With a synchronous request handler, the memory consumption increases linearly with the number of concurrent connections, and the throughput remains the same. In this experiment, the HTTP server could handle roughly the same number of requests per second regardless of the number of concurrent HTTP connections. If requests could be handled synchronously, limiting concurrency to one open HTTP connection would optimize memory usage for maximum throughput. However, this experiment, ran against localhost, fails to capture that opening an HTTP connection and transferring request headers over a network incurs latency. Also, handling some HTTP requests may require fetching data from another service or database. Waiting for data fetching to complete before starting to serve another HTTP request would waste CPU cycles. Thus, serving multiple requests in parallel makes sense to make the CPU busier. Data fetching can be simulated for benchmarking purposes by waiting before responding to an HTTP request.

import http from "http";

const depth = 14; // resulting HTML size: 819 kB
const server = http.createServer((_req, res) =>
  // wait for one second before writing the response
  setTimeout(() => {
    res.writeHead(200);
    res.end(ReactDOM.renderToString(<Nested depth={depth} />));
  }, 1000)
);
server.listen(3000);

In this experiment, the throughput is the lowest when processing HTTP requests sequentially, as the HTTP server spends most of its time waiting. The memory usage increases linearly with the number of concurrent HTTP connections. As the number of simultaneous HTTP connections increases, the throughput asymptotically approaches its theoretical maximum, illustrated earlier with the synchronous request handler. Testing peak memory usage with different numbers of concurrent HTTP connections helps to identify the optimal concurrency value given a memory budget.

Limiting Node.js Request Concurrency

Node.js HTTP server does not seem to offer a configuration option to limit concurrency. haproxy is a performant TCP/HTTP load balancer with a low memory footprint be used as a connection pooler for node.js. It can be easily installed with apt-get install haproxy when using node docker image as the base image.

The following configuration file instructs haproxy to accept connections at port 3000 and forward them to port 30000 while having at most 100 open connections to port 30000.

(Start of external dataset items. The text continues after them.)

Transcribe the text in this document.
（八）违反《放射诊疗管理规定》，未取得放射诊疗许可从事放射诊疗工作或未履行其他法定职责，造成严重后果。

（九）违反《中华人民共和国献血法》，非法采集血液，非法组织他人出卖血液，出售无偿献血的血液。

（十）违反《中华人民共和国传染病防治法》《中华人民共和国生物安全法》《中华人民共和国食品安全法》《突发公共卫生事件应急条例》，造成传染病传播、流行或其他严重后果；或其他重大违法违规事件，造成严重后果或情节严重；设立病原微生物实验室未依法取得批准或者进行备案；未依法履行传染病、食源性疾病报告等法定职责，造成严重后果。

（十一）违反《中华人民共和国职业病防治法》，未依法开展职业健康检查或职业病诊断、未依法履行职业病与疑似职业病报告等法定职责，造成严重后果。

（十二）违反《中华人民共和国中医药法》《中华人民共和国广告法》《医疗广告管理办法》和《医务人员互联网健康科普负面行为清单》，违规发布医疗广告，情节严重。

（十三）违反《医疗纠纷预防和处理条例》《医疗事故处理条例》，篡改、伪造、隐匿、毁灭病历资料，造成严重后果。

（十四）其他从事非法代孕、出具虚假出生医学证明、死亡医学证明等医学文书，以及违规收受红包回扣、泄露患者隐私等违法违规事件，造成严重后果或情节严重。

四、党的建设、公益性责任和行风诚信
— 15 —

frontend http_connection_pooler
   mode http
   log global
   timeout client 30s
   bind *:3000
   default_backend nodejs

backend nodejs
   mode http
   timeout connect 5s
   timeout server 30s
   server s1 127.0.0.1:30000 maxconn 100

In Dockerfile entrypoint, a script can first start node.js application and then haproxy:

#!/bin/sh

haproxy -f haproxy.conf -D
PORT=30000 node main.js

Conclusions

Rendering pages with React on the server can use a significant amount of memory. Memory consumption increases with React component tree size and the number of concurrent HTTP connections. Nginx, a multipurpose HTTP server, or haproxy, a load balancer, can be used to limit the maximum number of HTTP connections, which is vital to avoid running out of memory. It does not seem straightforward to restrict the number of reverse-proxied connections to application server pods with ingress-nginx, an Ingress controller for Kubernetes, so, e.g., haproxy can be baked in Docker image capping maximum memory usage for node.js application. Testing peak memory consumption with different levels of concurrency can help identify the optimal concurrency level given a memory budget. When using Kubernetes, ingress-nginx maintains a configurable number of keepalive HTTP connections to applications pods. Connection pooling implemented in the pod must use a higher value to avoid idle keepalive connections crowding all active connections to node.js. Note that ingress-nginx may connect to application pods with more than upstream_keepalive_connections concurrent HTTP connections, so curbing maximum memory may require in-pod connection pooling.